Plan would require states to cut emissions 30 percent by 2030
State groups react to EPA carbon cutting proposal
Columbia Plant in Portage

A proposal Monday from the Obama administration aims to curb carbon emissions and global warming.

The plan announced by the Environmental Protection Agency would require states to cut carbon emissions 30 percent by 2030.

In Wisconsin, about a dozen coal-fired power plants provide more than half of the state’s energy. The Columbia Plant in Portage is owned by Alliant Energy, and officials with the company said they are still reviewing what the plan could mean to them.

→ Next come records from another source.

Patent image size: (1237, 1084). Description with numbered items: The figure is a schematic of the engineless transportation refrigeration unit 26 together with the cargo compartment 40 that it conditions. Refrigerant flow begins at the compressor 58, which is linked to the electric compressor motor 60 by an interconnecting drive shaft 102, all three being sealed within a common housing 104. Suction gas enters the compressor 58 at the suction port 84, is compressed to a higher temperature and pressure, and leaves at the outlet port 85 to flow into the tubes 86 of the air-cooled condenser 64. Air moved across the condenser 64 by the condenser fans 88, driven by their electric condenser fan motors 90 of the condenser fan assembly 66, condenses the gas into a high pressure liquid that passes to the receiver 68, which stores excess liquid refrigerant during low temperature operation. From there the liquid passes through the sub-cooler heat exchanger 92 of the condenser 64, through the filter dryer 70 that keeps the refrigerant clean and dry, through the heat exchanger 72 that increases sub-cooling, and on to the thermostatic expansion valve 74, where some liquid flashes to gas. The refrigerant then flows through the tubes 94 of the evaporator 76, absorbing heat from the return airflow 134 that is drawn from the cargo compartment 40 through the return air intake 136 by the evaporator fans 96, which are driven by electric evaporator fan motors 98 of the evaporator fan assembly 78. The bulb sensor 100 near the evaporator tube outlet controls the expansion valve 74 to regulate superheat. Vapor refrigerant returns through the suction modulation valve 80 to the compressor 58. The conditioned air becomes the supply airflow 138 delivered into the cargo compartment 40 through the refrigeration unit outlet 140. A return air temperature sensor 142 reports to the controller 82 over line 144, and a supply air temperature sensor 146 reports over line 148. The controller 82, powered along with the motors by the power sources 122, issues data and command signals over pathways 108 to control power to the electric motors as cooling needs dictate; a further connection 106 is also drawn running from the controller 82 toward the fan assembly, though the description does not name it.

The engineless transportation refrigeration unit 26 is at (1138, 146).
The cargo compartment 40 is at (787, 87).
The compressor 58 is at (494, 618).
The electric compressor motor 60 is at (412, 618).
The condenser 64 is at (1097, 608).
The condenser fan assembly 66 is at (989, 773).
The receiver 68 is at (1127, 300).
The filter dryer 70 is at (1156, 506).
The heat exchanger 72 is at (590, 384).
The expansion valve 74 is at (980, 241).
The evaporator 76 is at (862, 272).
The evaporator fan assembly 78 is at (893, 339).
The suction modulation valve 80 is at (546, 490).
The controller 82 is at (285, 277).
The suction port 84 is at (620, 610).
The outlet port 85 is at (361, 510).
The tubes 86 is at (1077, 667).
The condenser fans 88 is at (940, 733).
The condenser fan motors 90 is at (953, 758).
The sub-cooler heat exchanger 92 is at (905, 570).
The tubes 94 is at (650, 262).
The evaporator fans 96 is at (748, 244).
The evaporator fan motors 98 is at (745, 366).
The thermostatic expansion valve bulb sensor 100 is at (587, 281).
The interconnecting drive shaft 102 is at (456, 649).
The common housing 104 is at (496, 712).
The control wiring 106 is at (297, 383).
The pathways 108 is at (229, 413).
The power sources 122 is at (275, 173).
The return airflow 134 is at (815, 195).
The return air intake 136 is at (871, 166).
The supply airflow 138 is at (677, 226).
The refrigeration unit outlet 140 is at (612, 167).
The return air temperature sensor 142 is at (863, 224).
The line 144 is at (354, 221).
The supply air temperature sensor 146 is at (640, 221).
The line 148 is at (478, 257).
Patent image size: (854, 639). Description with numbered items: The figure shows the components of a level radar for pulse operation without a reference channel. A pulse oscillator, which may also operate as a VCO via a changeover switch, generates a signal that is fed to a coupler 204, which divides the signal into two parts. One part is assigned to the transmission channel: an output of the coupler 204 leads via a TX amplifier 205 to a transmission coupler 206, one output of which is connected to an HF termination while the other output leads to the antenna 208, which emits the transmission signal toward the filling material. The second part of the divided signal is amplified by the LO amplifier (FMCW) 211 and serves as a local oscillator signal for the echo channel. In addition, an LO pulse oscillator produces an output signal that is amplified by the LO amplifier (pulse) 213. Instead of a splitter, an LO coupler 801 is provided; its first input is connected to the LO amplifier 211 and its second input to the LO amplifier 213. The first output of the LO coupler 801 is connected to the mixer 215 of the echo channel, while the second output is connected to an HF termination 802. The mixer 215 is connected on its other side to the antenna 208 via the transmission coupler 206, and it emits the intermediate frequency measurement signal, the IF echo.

“The way we view the rules so far when we’ve looked at them is they’re ambitious, but there’s also a flexibility that we’re hopeful, with the tools available at the state level and in the rule, that we’ll be able to comply,” Alliant Energy spokesman Scott Reigstad said.

Alliant has been undertaking projects at its plants, including in Portage, to reduce emissions of mercury and sulfur dioxide. The facilities don’t reduce carbons, but Alliant said their projects can provide a “bridge” to those efforts.

Reaction to the plan from environmental and business groups has been mixed.

Business group Wisconsin Manufacturers and Commerce officials said the rules could drastically increase rates, causing manufacturers to cut jobs.

“As the costs go up for electricity, which is typically the No. 2 or 3 cost for manufacturers, if Wisconsin becomes an economically unsustainable place for manufacturers, they are going to shift manufacturing somewhere else,” said Scott Manley, with WMC.

Environmental group Clean Wisconsin officials said the state has options for how to reduce emissions, including energy efficiency programs for customers like Focus on Energy, which has been successful in reducing costs in Wisconsin.

“Will [the EPA rule] increase rates? Probably, but what people really care about is the amount of their bill,” Clean Wisconsin Policy Director Keith Reopelle said.

Reopelle said the more important effort is stopping global warming.

“There’s just no question that these carbon limits are going to have benefits that far outweigh the costs,” Reopelle said.

A spokesperson for Gov. Scott Walker said in an email that he has real concerns about the new proposal’s impact on jobs in Wisconsin.

“With that in mind, he will direct the Department of Natural Resources to review the EPA’s proposed rule and determine how best for Wisconsin to move forward with preserving our clean air, clean land and clean water without hindering job creation in our state,” the email said.

The EPA will now have a 120-day comment period on the rules, and the state would have until June 30 of 2016 to put together a plan for reducing emissions.